Currently, if you want to use the Autopilot or Self-Driving modes on a Tesla vehicle you need to keep your hands on the wheel at all times. That’s because, ultimately, the human driver is still the responsible party. Tesla is adamant about the fact that functions which allow the car to steer itself within a lane, avoid obstacles, and intelligently adjust its speed to match traffic all constitute a driver assistance system. If somebody figures out how to fool the wheel sensor and take a nap while their shiny new electric car is hurtling down the freeway, they want no part of it.
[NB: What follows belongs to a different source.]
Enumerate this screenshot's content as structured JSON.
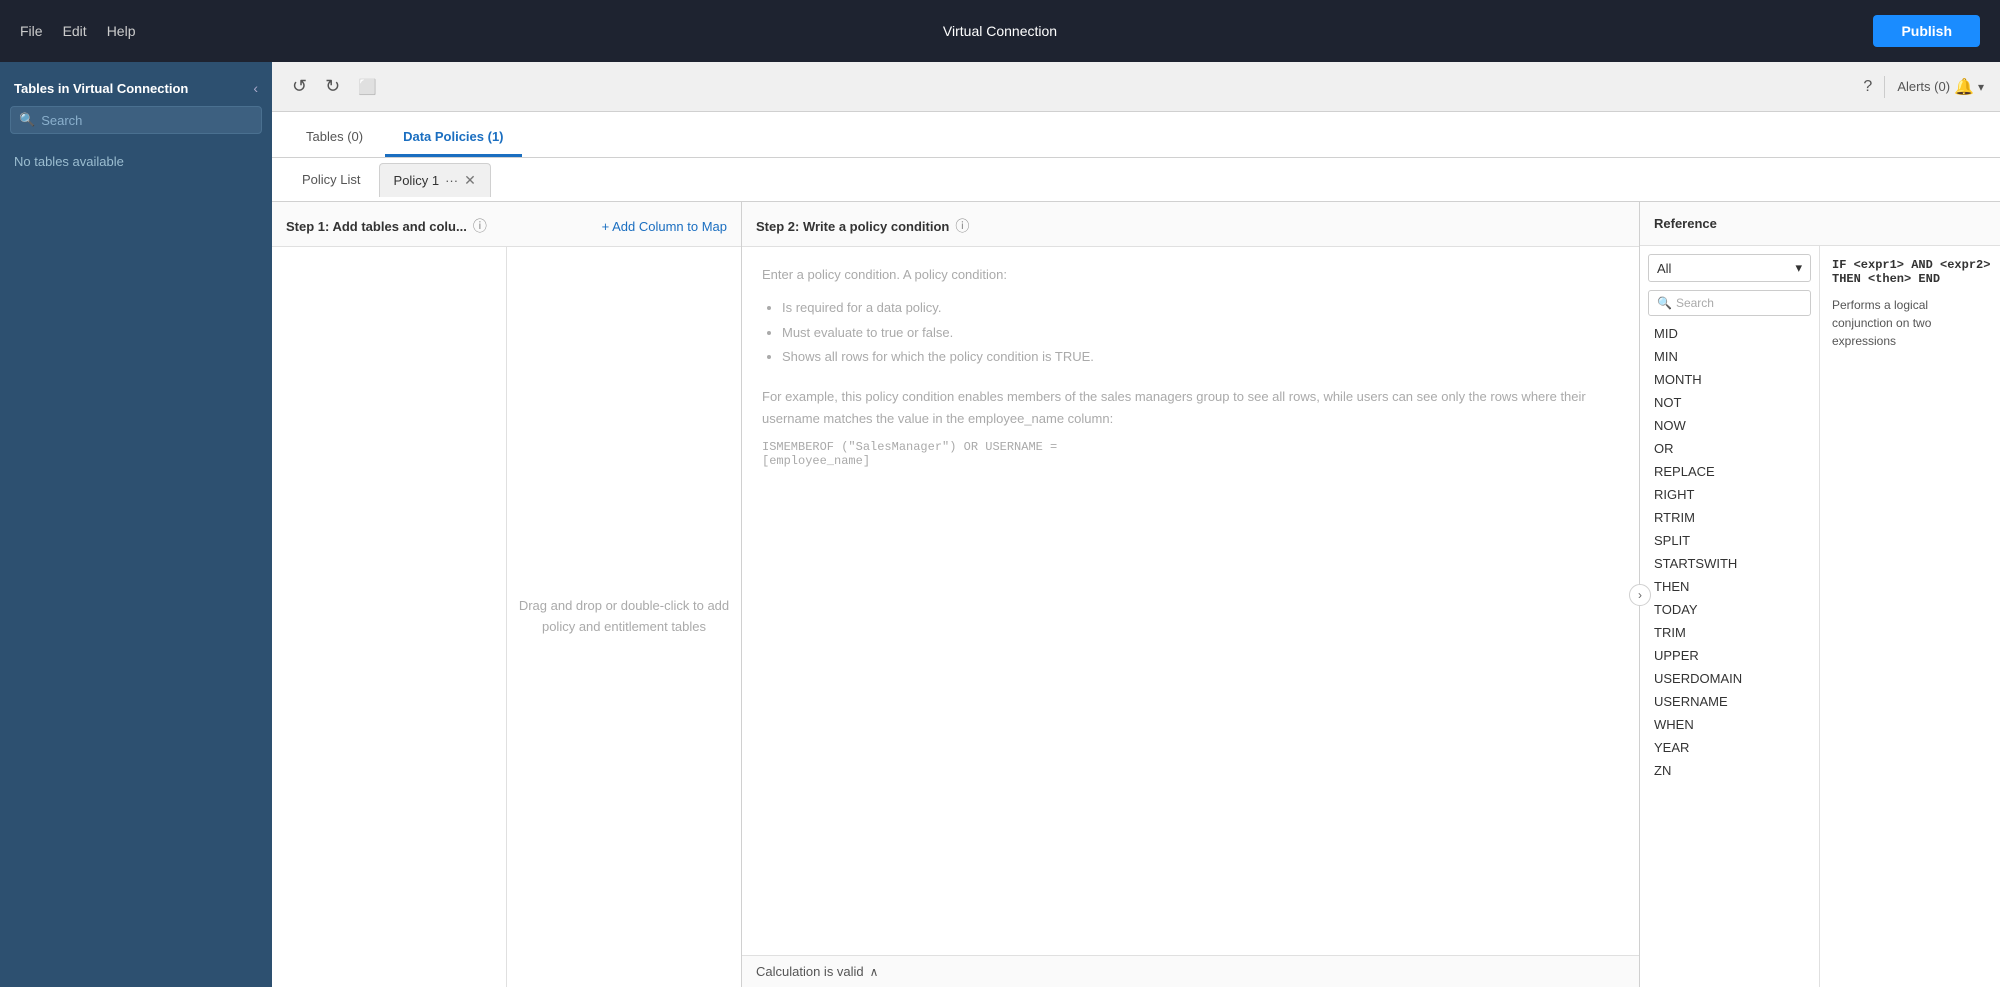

So it makes sense that the company’s official line regarding the driver-facing camera in the Model 3 and Model Y is that it’s there to record what the driver was doing in the seconds leading up to an impact. As explained in the release notes of the June 2020 firmware update, Tesla owners can opt-in to providing this data:
Help Tesla continue to develop safer vehicles by sharing camera data from your vehicle. This update will allow you to enable the built-in cabin camera above the rearview mirror. If enabled, Tesla will automatically capture images and a short video clip just prior to a collision or safety event to help engineers develop safety features and enhancements in the future.
But [green], who’s spent the last several years poking and prodding at the Tesla’s firmware and self-driving capabilities, recently found some compelling hints that there’s more to the story. As part of the vehicle’s image recognition system, which usually is tasked with picking up other vehicles or pedestrians, they found several interesting classes that don’t seem necessary given the official explanation of what the cabin camera is doing.
If all Tesla wanted was a few seconds of video uploaded to their offices each time one of their vehicles got into an accident, they wouldn’t need to be running image recognition configured to detect distracted drivers against it in real-time. While you could make the argument that this data would be useful to them, there would still be no reason to do it in the vehicle when it could be analyzed as part of the crash investigation. It seems far more likely that Tesla is laying the groundwork for a system that could give the vehicle another way of determining if the driver is paying attention.